Starting too fast. This is the number one mistake in AMRAPs. You blaze through the first 3 rounds at a pace you cannot maintain, then crawl through the last 5 minutes. Start at a pace you could hold for double the time cap. You will naturally speed up as you learn the workout.

Not tracking results. If you do not write down your score, you cannot track progress. The entire point of time-based training is the built-in benchmark. Record every workout, retest regularly, and watch the numbers climb.

Using AMRAP/EMOM for every session. These formats are tools, not a complete program. Two to three time-based sessions per week is plenty. The rest of your training should include traditional strength work with proper rest periods. Balance is key.

Skipping the warm-up. Because time-based workouts feel casual at the start, many people skip warming up. Do 5 minutes of light cardio and 1-2 warm-up sets of your heaviest exercise before starting the clock. Your joints and muscles will thank you.

FAQ

What does AMRAP stand for? AMRAP stands for As Many Rounds As Possible or As Many Reps As Possible. You perform a set list of exercises continuously for a fixed time and record the total work completed. It is one of the most popular time-based training formats used in functional fitness, CrossFit, and general conditioning programs.

What does EMOM stand for? EMOM stands for Every Minute On the Minute. You begin a prescribed number of reps at the top of each minute and rest for whatever time remains. This structure provides consistent work-to-rest ratios and is excellent for building strength, practicing movements, and improving pacing.
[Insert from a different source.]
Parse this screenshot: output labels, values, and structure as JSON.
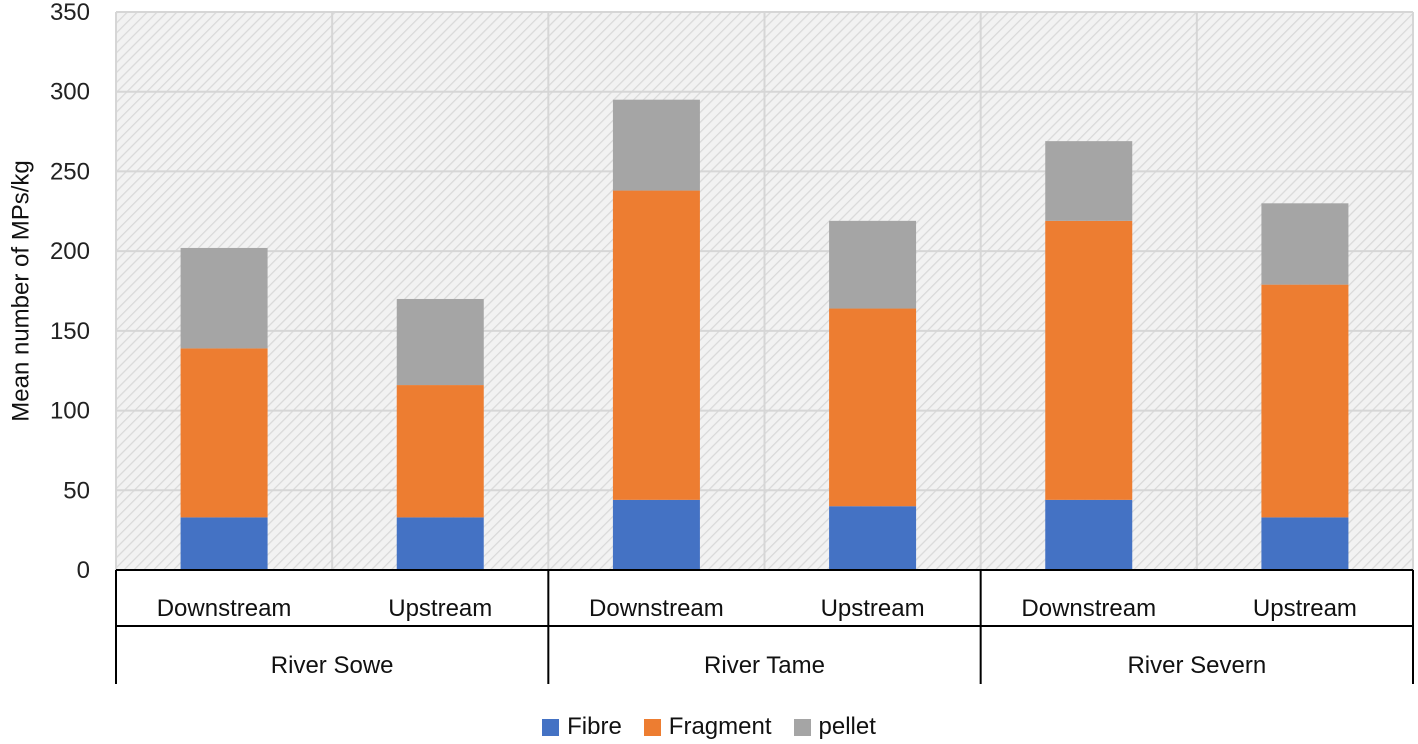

Can beginners do AMRAP and EMOM workouts? Absolutely. Both formats scale naturally to any fitness level. A beginner simply uses lighter weights, fewer reps per round, or shorter time caps. The Beginner EMOM and Bodyweight AMRAP templates in this guide are designed specifically for people new to time-based training. Start there and progress gradually.

How often should I do AMRAP or EMOM workouts? Two to three times per week is ideal for most people. You can use them as standalone sessions or as finishers after traditional strength training. Avoid doing them every day, as the cumulative fatigue can interfere with recovery. Balance them with structured workout routines that include dedicated strength and rest days.

Are AMRAP workouts good for building muscle? Yes, when programmed correctly. AMRAP workouts with moderate loads (50-70% of your max) and compound exercises create significant metabolic stress and time under tension, both drivers of muscle growth. They will not replace heavy strength training, but they are an excellent complement. For a deeper look at how muscle growth works, explore the best compound exercises guide to see which movements give you the most bang for your buck.

Can I combine AMRAP and EMOM in the same workout? Yes, and it is a great strategy. A common approach is to use an EMOM for your main strength work (12-16 minutes of a heavy compound lift) and then finish with a 8-10 minute AMRAP as a conditioning finisher. This gives you the benefits of both formats in a single session that takes under 30 minutes.